A former Corinth police officer running as an independent will be on the ballot this fall as a challenger to Saratoga County Sheriff James D. Bowen Sr.
Jason Longton Jr. of Greenfield is running against the longtime Republican incumbent on the Stop Corruption party line and will be the only challenger Bowen will face this fall.
Undersheriff Michael Woodcock had filed a general objection to Longton’s nominating petitions last week, shortly after they were submitted to the county Board of Elections. That filing protected Woodcock’s right to make a more specific objection, but his deadline to do so expired this week without further action.
That means that Longton will definitely appear on the Nov. 3 countywide ballot, said county Election Commissioner Diane Wade.
Bowen, who was appointed by Gov. Nelson Rockefeller to fill a vacancy in 1972, is currently the longest-tenured sheriff in the state. He is seeking another four-year term.

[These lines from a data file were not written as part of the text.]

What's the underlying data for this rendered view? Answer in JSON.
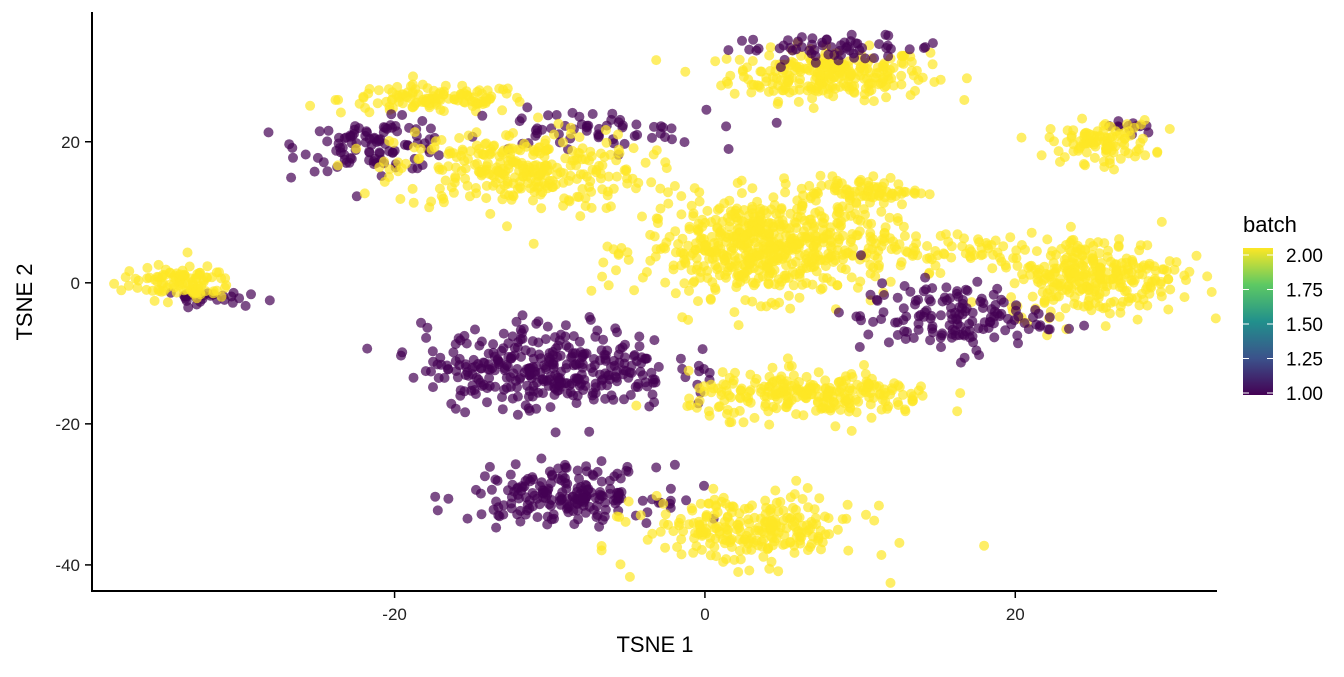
{
  "chart_data": {
    "type": "scatter",
    "title": "",
    "xlabel": "TSNE 1",
    "ylabel": "TSNE 2",
    "xlim": [
      -39.5,
      33
    ],
    "ylim": [
      -43.7,
      38.4
    ],
    "x_ticks": [
      -20,
      0,
      20
    ],
    "y_ticks": [
      -40,
      -20,
      0,
      20
    ],
    "x_tick_labels": [
      "-20",
      "0",
      "20"
    ],
    "y_tick_labels": [
      "-40",
      "-20",
      "0",
      "20"
    ],
    "grid": false,
    "point_alpha": 0.7,
    "legend": {
      "title": "batch",
      "type": "colorbar",
      "placement": "right",
      "range": [
        1,
        2
      ],
      "tick_labels": [
        "2.00",
        "1.75",
        "1.50",
        "1.25",
        "1.00"
      ],
      "ticks": [
        2.0,
        1.75,
        1.5,
        1.25,
        1.0
      ],
      "colors": [
        "#440154",
        "#3B528B",
        "#21908C",
        "#5DC963",
        "#FDE725"
      ]
    },
    "clusters": [
      {
        "x": 8,
        "y": 29.5,
        "sx": 3.2,
        "sy": 1.8,
        "n": 250,
        "batch": 2
      },
      {
        "x": 8.5,
        "y": 33.3,
        "sx": 3.5,
        "sy": 0.8,
        "n": 60,
        "batch": 1
      },
      {
        "x": -17.5,
        "y": 26,
        "sx": 3,
        "sy": 1,
        "n": 120,
        "batch": 2
      },
      {
        "x": -21,
        "y": 19.5,
        "sx": 2.5,
        "sy": 1.8,
        "n": 100,
        "batch": 1
      },
      {
        "x": -8,
        "y": 21.5,
        "sx": 4,
        "sy": 1.5,
        "n": 60,
        "batch": 1
      },
      {
        "x": -12,
        "y": 16,
        "sx": 4,
        "sy": 2.8,
        "n": 300,
        "batch": 2
      },
      {
        "x": 27.5,
        "y": 22,
        "sx": 1,
        "sy": 0.6,
        "n": 12,
        "batch": 1
      },
      {
        "x": 25.5,
        "y": 20,
        "sx": 1.7,
        "sy": 1.5,
        "n": 100,
        "batch": 2
      },
      {
        "x": 4,
        "y": 5,
        "sx": 4,
        "sy": 3.5,
        "n": 600,
        "batch": 2
      },
      {
        "x": 10,
        "y": 13,
        "sx": 2,
        "sy": 1,
        "n": 80,
        "batch": 2
      },
      {
        "x": 16,
        "y": 5,
        "sx": 3,
        "sy": 1.5,
        "n": 50,
        "batch": 2
      },
      {
        "x": 25,
        "y": 1,
        "sx": 2.8,
        "sy": 2.8,
        "n": 300,
        "batch": 2
      },
      {
        "x": 16,
        "y": -5,
        "sx": 3,
        "sy": 2.5,
        "n": 150,
        "batch": 1
      },
      {
        "x": -33,
        "y": -2,
        "sx": 1.5,
        "sy": 0.5,
        "n": 30,
        "batch": 1
      },
      {
        "x": -34,
        "y": 0,
        "sx": 1.8,
        "sy": 1.2,
        "n": 100,
        "batch": 2
      },
      {
        "x": -10,
        "y": -12,
        "sx": 4,
        "sy": 3,
        "n": 350,
        "batch": 1
      },
      {
        "x": 7,
        "y": -16,
        "sx": 4,
        "sy": 1.6,
        "n": 250,
        "batch": 2
      },
      {
        "x": -9,
        "y": -30,
        "sx": 3,
        "sy": 2,
        "n": 200,
        "batch": 1
      },
      {
        "x": 3,
        "y": -35,
        "sx": 3.5,
        "sy": 2.5,
        "n": 250,
        "batch": 2
      }
    ]
  }
}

Michael DiGioacchino of Corinth, a Schenectady County corrections officer, campaigned last winter as a Republican but was unable to get enough signatures to challenge Bowen in a primary.
Democrats did not put up a candidate for sheriff this year.
“As soon as I get the word I’m good to go, I’m going to start campaigning. I’m going to do it the old-fashioned way, a lot of shoe leather,” Longton said.
He said he plans to accept no monetary donations.
“It has to be independent,” he said. “When you accept contributions, there’s always the expectation of something in return.”
Bowen did not return a call Thursday seeking comment.
Longton currently works driving a fuel delivery truck but previously was a police officer in Saratoga Springs, Glens Falls and Corinth.
Longton was the subject of a high-profile dismissal case in which the village of Corinth fired him for insubordination in 2004 — and he has been fighting for reinstatement ever since. Most of his campaign Web site, www.jasonlongton.com, is devoted to the case.
Longton was terminated for continuing a sexual harassment investigation after being told by the Corinth police chief to stop. Longton contends that the restaurant owner he was investigating — who later committed suicide — had political connections that impeded the investigation of his allegedly inappropriate physical contact with employees.
Longton was fired on a hearing officer’s recommendation, then reinstated by a court that found that the village hadn’t kept a proper hearing record. Longton was then fired again in 2007 after a second disciplinary hearing. That firing was upheld at the appeals court level, but Longton last week filed paperwork seeking to go before the Court of Appeals, the state’s highest court.
In the meantime, the Corinth Police Department was disbanded by the village board and the Sheriff’s Department has taken over law enforcement coverage there.
The office of sheriff, which oversees a countywide law enforcement staff of more than 100 as well as the county jail and its staff, currently has a salary of $106,812.